2) Présentation d’André Hirt
Vous êtes un penseur plein de reconnaissance pour une vie sensible que nous voudrions essayer d’approcher aujourd’hui, un penseur tous azimuts qui pense surtout et d’abord à partir de l‘écoute de la musique, de ce qu’elle fait naître ou renaître en soi (presque toutes les musiques-puisqu’on goûte aussi à vos musiques adolescentes de prédilection, l’ode à la joie adolescente, son attente-espérance du bonheur, sa vitalité, son rythme, sa pulsation que figure à lui seul le batteur de rock, Robert Wyatt dans -hope for happiness - de soft machine. La musique qui nous enfante (nous expulse), à nous-même : Ce que vous appelez à la suite de Nancy la « poussée » : « ... car il y a une battue, un battement, il y a une pulsation », (portrait du philosophe en GV) autrement dit, il y a un rythme, et s’il y a quelque chose de tel, il y aussi une forme, car, prolongera-t-on, le rythme est ce qui donne forme, forme jusque dans et malgré l’écart constitutif de l’être.

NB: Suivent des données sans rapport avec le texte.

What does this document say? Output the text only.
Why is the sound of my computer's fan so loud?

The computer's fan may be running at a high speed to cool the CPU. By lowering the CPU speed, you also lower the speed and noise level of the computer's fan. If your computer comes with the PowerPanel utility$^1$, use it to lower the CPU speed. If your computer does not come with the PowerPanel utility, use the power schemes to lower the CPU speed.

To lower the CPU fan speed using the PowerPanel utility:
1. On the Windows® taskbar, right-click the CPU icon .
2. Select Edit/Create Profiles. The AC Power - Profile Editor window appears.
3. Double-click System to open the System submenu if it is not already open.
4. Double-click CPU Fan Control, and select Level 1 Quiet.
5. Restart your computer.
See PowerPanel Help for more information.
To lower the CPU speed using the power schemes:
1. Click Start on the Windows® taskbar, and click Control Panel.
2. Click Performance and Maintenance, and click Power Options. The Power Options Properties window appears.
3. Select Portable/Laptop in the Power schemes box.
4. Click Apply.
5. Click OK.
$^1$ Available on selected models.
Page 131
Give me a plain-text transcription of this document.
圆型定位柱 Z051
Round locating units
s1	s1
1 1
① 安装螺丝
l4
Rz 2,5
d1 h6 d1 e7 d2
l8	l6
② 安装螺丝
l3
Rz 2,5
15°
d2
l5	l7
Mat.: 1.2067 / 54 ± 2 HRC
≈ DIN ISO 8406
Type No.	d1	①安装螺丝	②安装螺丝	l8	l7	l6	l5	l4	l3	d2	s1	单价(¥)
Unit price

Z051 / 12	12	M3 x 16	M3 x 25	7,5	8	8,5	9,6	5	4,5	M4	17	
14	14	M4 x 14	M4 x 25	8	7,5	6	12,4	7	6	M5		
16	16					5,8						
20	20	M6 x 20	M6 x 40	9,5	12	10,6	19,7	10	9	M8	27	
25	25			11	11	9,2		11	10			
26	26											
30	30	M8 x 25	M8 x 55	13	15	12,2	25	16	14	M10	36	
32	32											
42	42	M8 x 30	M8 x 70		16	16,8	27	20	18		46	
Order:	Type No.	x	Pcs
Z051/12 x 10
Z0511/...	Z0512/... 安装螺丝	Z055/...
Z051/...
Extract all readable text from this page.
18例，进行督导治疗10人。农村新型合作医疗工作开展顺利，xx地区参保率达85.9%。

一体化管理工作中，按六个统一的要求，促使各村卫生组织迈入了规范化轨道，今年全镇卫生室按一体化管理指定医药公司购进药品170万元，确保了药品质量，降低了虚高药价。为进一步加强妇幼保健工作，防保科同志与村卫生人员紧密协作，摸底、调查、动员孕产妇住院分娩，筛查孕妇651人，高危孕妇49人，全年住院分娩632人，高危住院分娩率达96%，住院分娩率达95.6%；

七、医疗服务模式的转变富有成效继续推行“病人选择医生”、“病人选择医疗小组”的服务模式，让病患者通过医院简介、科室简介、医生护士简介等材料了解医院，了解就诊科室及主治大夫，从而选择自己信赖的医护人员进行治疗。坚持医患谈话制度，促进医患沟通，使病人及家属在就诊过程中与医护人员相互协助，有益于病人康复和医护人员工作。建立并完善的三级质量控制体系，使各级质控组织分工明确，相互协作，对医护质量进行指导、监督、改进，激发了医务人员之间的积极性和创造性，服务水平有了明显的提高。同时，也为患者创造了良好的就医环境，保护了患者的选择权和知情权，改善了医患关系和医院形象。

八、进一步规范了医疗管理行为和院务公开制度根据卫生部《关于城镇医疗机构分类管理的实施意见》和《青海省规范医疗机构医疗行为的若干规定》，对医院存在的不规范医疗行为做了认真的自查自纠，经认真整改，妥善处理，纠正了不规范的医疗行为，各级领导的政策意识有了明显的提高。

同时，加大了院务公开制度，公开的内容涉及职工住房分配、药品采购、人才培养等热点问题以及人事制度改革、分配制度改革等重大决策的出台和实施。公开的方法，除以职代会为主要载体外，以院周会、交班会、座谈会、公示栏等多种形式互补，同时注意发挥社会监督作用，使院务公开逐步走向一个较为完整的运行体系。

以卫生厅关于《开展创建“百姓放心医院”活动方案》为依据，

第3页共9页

Longtemps professeur en khâgne, vous avez donné votre vie à la transmission, assuré le SAV des classes préparatoires en préparant vos anciens élèves de khâgne aux concours du Capes et de l’agrégation de philosophie. S’il fallait trouver une substance sous les accidents, il faudrait donc nécessairement et d’abord vous dire enseignant.
-Enseignant d’abord, parce qu’enseigné, formé, structuré par une amitié de pensée située. Précisément située : A Strasbourg, ce « lieu de conjonction de la pensée et de l’existence » : Un «site d’émergence » qui devient presque un caractère géologique du lieu qui nous fait, nous pousse à penser. Aux frontières des langues parce qu’au coeur de l’Europe. Vous le dites, dans Le portrait du philosophe en grand vivant, «Ce n’est pas l’argument qui fait la pensée elle-même, c’est l’affect du sens ». Le sens est “expansion et prolifération”.
-Enseignant ensuite parce que fidèle à l’exigence poétique de Lacoue, votre phrase ne se construit pas sans la locution conjonctive “à telle enseigne” et sans aucun doute, parce que vous êtes un maître qui se dit ignorant et d’abord enseigné par les autres. Vous ne cessez, du reste, de remercier d’avoir été élève mais aussi lecteur ou tout simplement et plus généralement auditeur libre, choisissant la musique non seulement comme expression privilégiée de la pensée mais comme, je vous cite, "grille de lecture" ou "tentative de déchiffrage du monde" qui nous entoure.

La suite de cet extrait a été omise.